Tackling Africa’s Nutritional Deficiency
Africa’s nutritional deficiency crisis has taken a frightening dimension as the impact of the latest El Nino-induced drought undermines ongoing efforts to achieve food security.
Recent reports on the continent’s development dwell on the heavy damage climate change has caused to the agricultural sector and the attendant under-nutrition of Africa’s growing population. The United Nations Children’s Emergency Fund (UNICEF) estimates the annual cost of under-nutrition in Sub-Saharan Africa at US $25 billion.
Already, experts have predicted a drastic decline in food production and farmers’ incomes across the continent as global warming takes its toll on agriculture. A new study by Science Direct, a global scientific body with over 3000 peer-reviewed scholarly articles, predicts that higher temperatures will cause annual rainfall to decline by 1.1 percent and would inflict more damage on rain-fed agriculture in Sub-Saharan Africa.
“The expected changes in crop yields indicate that there is robust support for probable yield decline, which will in turn result in lowered farm income,” the report said. It also predicts that agriculture commodities prices will rise 3 to 7 percent by mid-century in most countries in the region due to increased scarcity.
According to the study, Zimbabwe, which has 70 percent of its population dependent on agriculture will experience significant decline in the consumption of almost everything, from cereal to fats, protein and vitamins, putting many people at risk of diseases like anaemia and malnutrition among children.
Concerned that about 58 million children in Africa under the age of five are reportedly ‘too short for their age’; and 14 million weighing ‘too little for their height’, the African Development Bank (AfDB) has elevated the nutritional deficiency challenge as a priority project. The Bank is set to launch a new strategy to ‘Feed Africa’ on May 23 on the sidelines of this year’s Annual Meetings. The programme is geared towards turning Africa, a net food-importing continent into a self-sufficient food exporter within the next decade (10 years).

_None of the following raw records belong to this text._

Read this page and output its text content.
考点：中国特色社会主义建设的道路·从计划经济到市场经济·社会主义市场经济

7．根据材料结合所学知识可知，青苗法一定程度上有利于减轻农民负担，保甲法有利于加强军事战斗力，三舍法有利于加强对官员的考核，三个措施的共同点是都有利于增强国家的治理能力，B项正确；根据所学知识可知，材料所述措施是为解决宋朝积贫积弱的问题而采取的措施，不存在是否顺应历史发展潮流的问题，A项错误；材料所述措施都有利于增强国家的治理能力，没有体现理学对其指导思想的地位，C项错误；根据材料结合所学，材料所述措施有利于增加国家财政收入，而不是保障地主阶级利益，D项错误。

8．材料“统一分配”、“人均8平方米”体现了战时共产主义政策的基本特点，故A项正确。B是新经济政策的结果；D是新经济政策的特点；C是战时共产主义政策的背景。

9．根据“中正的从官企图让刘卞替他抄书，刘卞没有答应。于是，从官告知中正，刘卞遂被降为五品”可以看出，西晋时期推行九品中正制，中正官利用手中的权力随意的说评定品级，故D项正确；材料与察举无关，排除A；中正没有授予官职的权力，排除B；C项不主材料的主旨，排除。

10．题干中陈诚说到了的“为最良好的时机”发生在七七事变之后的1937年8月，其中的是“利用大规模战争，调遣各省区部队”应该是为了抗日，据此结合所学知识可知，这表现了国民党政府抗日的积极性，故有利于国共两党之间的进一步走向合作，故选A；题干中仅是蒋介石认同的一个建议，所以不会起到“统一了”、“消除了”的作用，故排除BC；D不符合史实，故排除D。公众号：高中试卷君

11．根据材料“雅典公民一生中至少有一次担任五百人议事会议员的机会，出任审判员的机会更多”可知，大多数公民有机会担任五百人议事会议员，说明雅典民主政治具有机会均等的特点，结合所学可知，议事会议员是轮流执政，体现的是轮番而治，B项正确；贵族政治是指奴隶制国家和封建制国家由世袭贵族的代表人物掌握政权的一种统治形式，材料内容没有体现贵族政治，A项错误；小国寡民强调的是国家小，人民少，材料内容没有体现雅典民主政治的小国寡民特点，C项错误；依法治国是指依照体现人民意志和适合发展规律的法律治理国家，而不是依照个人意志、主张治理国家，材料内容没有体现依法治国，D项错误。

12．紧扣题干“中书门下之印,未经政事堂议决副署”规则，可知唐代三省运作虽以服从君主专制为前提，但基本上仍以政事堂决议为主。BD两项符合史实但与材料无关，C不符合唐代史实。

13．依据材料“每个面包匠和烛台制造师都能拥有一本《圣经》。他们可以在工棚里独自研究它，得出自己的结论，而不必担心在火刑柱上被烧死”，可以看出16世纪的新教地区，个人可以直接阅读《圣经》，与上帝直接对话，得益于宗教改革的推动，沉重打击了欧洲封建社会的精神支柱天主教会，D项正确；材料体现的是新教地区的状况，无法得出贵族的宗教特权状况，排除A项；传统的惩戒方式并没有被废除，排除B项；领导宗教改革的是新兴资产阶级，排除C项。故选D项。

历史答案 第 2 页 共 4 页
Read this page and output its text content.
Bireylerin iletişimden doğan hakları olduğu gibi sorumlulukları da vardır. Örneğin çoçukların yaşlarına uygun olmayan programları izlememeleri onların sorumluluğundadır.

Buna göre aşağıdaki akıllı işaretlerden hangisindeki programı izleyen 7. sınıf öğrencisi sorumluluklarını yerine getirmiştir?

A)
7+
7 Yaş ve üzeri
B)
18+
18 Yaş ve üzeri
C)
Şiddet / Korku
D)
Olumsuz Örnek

AfDB President Dr Akinwumi Adesina is now championing the idea of financing the fight against malnutrition and issuing nutrition social bonds. The Bank’s President recently harped on the urgent need for Africa to scale up its use of bio-fortified foods, whose raw materials are plentiful across Africa. Through nutritional security, Adesina says, “Africa will manage its own development” properly.
Following growing anxiety over the nutritional crisis, African leaders, development actors and experts attending the 2016 African Development Bank (AfDB) Group’s Annual Meetings in Lusaka, Zambia will participate in a brainstorming session and launch a new initiative geared towards addressing the challenge.
There are hopes that the launch of Pan-African Nutritional Security Plan on the sidelines of the Annual Meetings, plus other initiatives being championed by NGOs such as the Bill and Melinda Gates Foundation, would give the campaign the requisite fillip.
Interestingly, Ethiopia, one of the numerous African countries adversely affected by the latest El Nino-induced drought has emerged as a success story of how to address the crisis. The country was insulated from the devastating impact of the famine so far due to government’s climate resilient, carbon-neutral development programme.
Efforts spearheaded by Professor Tekalign Mamo to reduce the country’s severe land degradation, soil acidity and nutrient deficiencies that hinder crop growth have played a critical role in Ethiopia’s agricultural renaissance. Between 2000 and 2014, grain production tripled, bolstering progress towards poverty and hunger reduction goals and earning the country recognition as one of the fastest growing economies in the world.